— Где нерукотворный образ? — строго спросил поп.
Но не успел Елизар Дыбин разинуть рта, как высокая монахиня с восковым лицом, властно отстранив рукой попа Аркадия в сторону, стала лицом к лицу с Дыбиным. Елизар, не мигая, в упор смотрел на нее, Судорожно перебирая сухими, прозрачными пальцами кипарисовые четки, монахиня, полузакрыв глаза, спросила Елизара:
— Кто ты таков, раб божий?
— Хуторянин. Старожил из Арлагуля.
— Имя?
— Елизаром зовусь. По фамилии — Дыбин.
— Ты что же, не русский?
— В кровях примесь, сказывают, имею. От турков. Прапрадед мой, говорят, с турчанкой согрешил.
— Ах, выродок?!
— Это уж как вам угодно…
— Православный?
— Так точно. Таким почитаюсь…
— В господа веруешь?
— Без этого как будто нельзя… Сочувствую.
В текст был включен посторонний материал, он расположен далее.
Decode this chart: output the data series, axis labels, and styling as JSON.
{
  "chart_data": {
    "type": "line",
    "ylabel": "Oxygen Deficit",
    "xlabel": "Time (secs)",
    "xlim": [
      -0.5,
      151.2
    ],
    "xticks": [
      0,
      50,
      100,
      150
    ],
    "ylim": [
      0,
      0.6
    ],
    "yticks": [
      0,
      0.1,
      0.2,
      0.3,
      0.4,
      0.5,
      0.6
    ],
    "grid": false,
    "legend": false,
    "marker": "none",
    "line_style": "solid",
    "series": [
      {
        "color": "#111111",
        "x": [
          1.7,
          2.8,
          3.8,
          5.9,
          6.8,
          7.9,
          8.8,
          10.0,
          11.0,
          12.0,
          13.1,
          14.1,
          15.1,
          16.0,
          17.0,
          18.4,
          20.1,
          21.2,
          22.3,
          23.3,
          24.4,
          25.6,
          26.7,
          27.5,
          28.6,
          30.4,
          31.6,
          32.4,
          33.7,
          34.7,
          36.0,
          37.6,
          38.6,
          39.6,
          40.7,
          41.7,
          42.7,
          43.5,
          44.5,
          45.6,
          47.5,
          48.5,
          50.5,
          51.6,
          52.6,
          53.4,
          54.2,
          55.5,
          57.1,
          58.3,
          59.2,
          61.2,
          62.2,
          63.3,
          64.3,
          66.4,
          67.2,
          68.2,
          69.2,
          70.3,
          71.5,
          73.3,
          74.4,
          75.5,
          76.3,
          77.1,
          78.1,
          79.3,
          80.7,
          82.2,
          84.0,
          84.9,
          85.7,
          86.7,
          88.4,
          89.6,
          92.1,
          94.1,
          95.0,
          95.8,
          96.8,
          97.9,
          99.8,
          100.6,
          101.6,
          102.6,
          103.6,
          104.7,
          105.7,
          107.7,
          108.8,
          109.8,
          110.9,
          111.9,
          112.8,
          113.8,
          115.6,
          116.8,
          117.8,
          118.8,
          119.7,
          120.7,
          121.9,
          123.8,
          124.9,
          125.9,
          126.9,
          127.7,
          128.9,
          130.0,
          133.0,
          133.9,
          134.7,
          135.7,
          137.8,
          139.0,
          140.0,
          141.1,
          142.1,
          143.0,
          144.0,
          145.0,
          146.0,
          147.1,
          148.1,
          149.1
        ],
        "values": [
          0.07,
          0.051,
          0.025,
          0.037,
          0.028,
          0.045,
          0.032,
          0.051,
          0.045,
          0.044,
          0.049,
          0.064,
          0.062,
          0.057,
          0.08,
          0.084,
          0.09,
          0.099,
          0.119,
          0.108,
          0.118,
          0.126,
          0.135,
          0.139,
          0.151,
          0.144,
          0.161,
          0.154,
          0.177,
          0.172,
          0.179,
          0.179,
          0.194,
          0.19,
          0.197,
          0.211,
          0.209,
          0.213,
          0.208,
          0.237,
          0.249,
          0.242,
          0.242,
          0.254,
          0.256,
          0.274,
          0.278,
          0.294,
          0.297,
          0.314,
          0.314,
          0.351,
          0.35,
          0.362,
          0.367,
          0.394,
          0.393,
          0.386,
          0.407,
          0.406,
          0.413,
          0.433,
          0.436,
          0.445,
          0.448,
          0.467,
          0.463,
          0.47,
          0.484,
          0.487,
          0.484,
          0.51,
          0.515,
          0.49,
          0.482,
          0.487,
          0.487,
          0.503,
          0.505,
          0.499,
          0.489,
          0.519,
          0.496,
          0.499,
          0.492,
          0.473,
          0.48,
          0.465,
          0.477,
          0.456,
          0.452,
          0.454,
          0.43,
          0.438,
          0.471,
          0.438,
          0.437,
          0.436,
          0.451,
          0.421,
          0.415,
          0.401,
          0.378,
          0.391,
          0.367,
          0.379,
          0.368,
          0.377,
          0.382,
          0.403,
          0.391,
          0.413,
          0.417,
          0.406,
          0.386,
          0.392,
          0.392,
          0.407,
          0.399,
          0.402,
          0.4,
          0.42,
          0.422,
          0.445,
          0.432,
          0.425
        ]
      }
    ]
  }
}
— А сподобил ли он тебя прикасаться нечистыми руками к новоявленному образу абалакской владычицы?
— Этого не могу знать.
— Дерзкие слова говоришь!
— Грешен.
— Покайся же перед миром, что ты натворил.
— Ангельскую душу от смерти спас.
— Ты мне зубы не заговаривай. Отвечай толком! — властно повысила голос монахиня.
— Толком и отвечаю. Ангельскую душу от смерти вынес. Меньшое дите Ульяны Кичигиной — моей соседки. За дитя я в огонь и в воду. Кровное оно мне или чужое — это для меня все едино. Бараберь. Так говорят степные люди — мои тамыры, приятели…
— Ты помышлял, какую святость тебе препоручили? — спросила вкрадчивым голосом монахиня, и в птичьих глазах ее вспыхнули зеленоватые огоньки.
— Это так точно, сочувствовал…
— Как тогда ты смел над ней надругаться?
— Виноват. Согрешил, конечно. Бросил… Вижу, дите погибает. Кровь мне в голову ударила. Сами понять должны, бежать с нерукотворным образом несподручно. Ну, я это самое… бросил. Каюсь. Бешеный я. Это со мной бывает… А дите, вот, изволите ли видеть, я спас, — с неприкрытой гордостью сказал Елизар Дыбин, глядя по-прежнему в упор веселыми немигающими глазами на восковое лицо монахини.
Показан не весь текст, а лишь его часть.